Though no name is printed on her stained-glass window, there are notations at each bottom corner in a thin black script that is almost lost in the brightly colored design. Each has a date: “Born Oct. 21, 1819” and “Died Sept. 18, 1880.” In a tribute to their mother, Joseph and James added these inscriptions to mark the timeline of Martha (Moor) Martin’s life. Deceased long before the mausoleum was built, Martha did not select or order her own image to preside over the family; they chose it to remember her. Her prominent location is one of honor by her heirs, rather than sinister dominance over them. Martha’s identity removes some of the chill from her intimidating presence, but as to the watched feeling – it merely names the watcher.

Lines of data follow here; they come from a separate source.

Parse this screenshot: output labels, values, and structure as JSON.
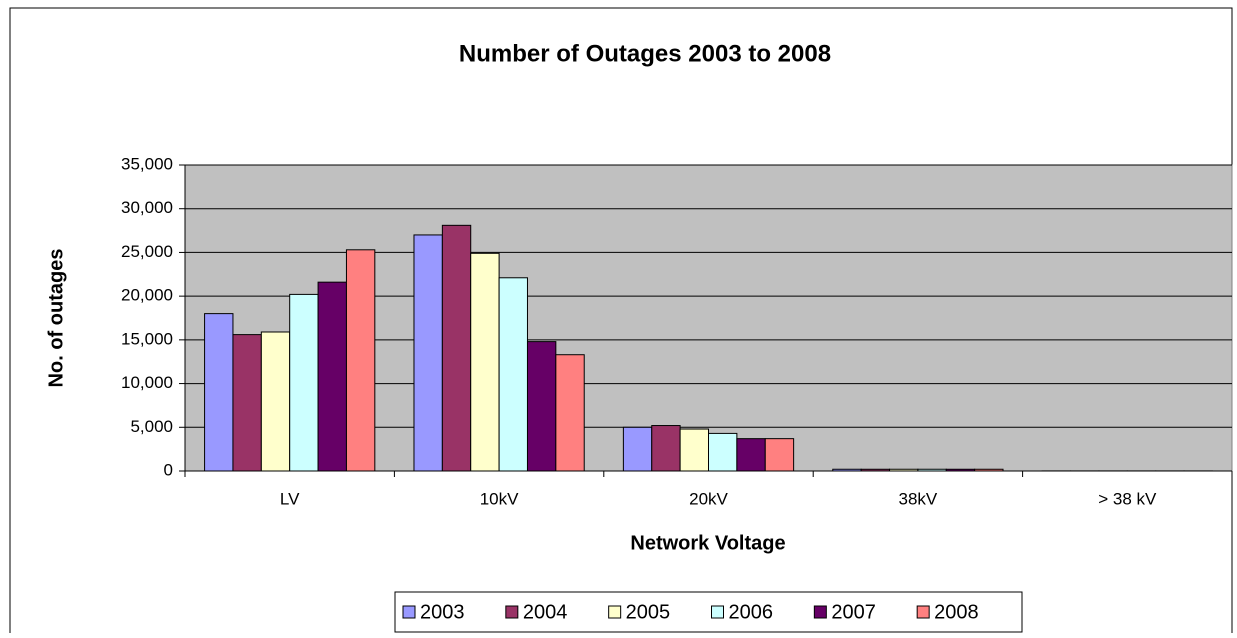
{
  "chart_data": {
    "type": "bar",
    "title": "Number of Outages 2003 to 2008",
    "x_label": "Network Voltage",
    "y_label": "No. of outages",
    "categories": [
      "LV",
      "10kV",
      "20kV",
      "38kV",
      "> 38 kV"
    ],
    "series": [
      {
        "name": "2003",
        "color": "#9999ff",
        "values": [
          18000,
          27000,
          5000,
          200,
          10
        ]
      },
      {
        "name": "2004",
        "color": "#993366",
        "values": [
          15600,
          28100,
          5200,
          200,
          10
        ]
      },
      {
        "name": "2005",
        "color": "#ffffcc",
        "values": [
          15900,
          24900,
          4800,
          200,
          10
        ]
      },
      {
        "name": "2006",
        "color": "#ccffff",
        "values": [
          20200,
          22100,
          4300,
          200,
          10
        ]
      },
      {
        "name": "2007",
        "color": "#660066",
        "values": [
          21600,
          14800,
          3700,
          200,
          10
        ]
      },
      {
        "name": "2008",
        "color": "#ff8080",
        "values": [
          25300,
          13300,
          3700,
          200,
          10
        ]
      }
    ],
    "ylim": [
      0,
      35000
    ],
    "yticks": [
      0,
      {
        "value": 5000,
        "label": "5,000"
      },
      {
        "value": 10000,
        "label": "10,000"
      },
      {
        "value": 15000,
        "label": "15,000"
      },
      {
        "value": 20000,
        "label": "20,000"
      },
      {
        "value": 25000,
        "label": "25,000"
      },
      {
        "value": 30000,
        "label": "30,000"
      },
      {
        "value": 35000,
        "label": "35,000"
      }
    ],
    "grid": true,
    "legend": "bottom"
  }
}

In addition to the Martin relatives who rest within the actual building, there are two buried in front of it. The pair of graves outside belong to Martha’s grandson Edward Martin and his wife, Charity (Scott) Martin, who both lived 1879-1967. Edward entered the military while a student at Waynesburg College and rose to the rank of General. Equally successful in politics, he served as Governor of Pennsylvania (1943-1947) and a U.S. Senator (1947-1959). Though Edward and Charity are memorialized apart from the mausoleum that his father and uncle built, Edward’s prestigious career contributed to the safekeeping of his family’s history and the preservation of a rare record that helps to unlock the mausoleum’s mystery. In the archives of the Greene County Historical Society, where a large Edward Martin Collection is housed, his grandmother’s familiar gaze can be met once again, this time in an actual photograph. In the picture, Martha’s eyes sit in exactly the same uneasy positions that they do in the crypt window. In life, Martha had a condition that actually caused her eye to wander. Preserved unedited by the artist, this eye condition recreated in stained-glass lends itself to the illusion of watchfulness.
Her identity known, her place of honor recognized, and her eyes understood; there remains one element of the ghost story that the archives cannot reconcile. The most popular telling of Martha’s tale consistently claims some wrongdoing by her husband in life that causes her to be ever watching him in death. Martha’s crypt identifies her as “Martha Moor, wife of John M. Martin,” but there is no space labeled for John. Though Martha was one of four burials removed to Green Mount from Fredericktown in 1926, the accompanying three were her parents and her daughter, her husband is not listed.
When Martha died, John M. Martin [1823-1903] was 57 years old. With a lot of life still ahead of him, he buried Martha with her parents in Fredericktown and then he started over. On February 1, 1881, four months after Martha’s death, her widower was married to a woman 20 years younger than he, widow Isabelle (Barr) Montgomery [1843-1930], with whom he raised a second family.
The sons of John and Martha (Moor) Martin brought their mother to the mausoleum and put her picture in the window, but left their father where he lay. John was not buried with either of his wives. He rests with his father and a son by his second marriage at Amity Cemetery in Washington County, Pennsylvania.
In the end, the one piece of Martha’s mysterious stare that cannot be reasoned away is the possibility that she really is forever watching for her absent husband.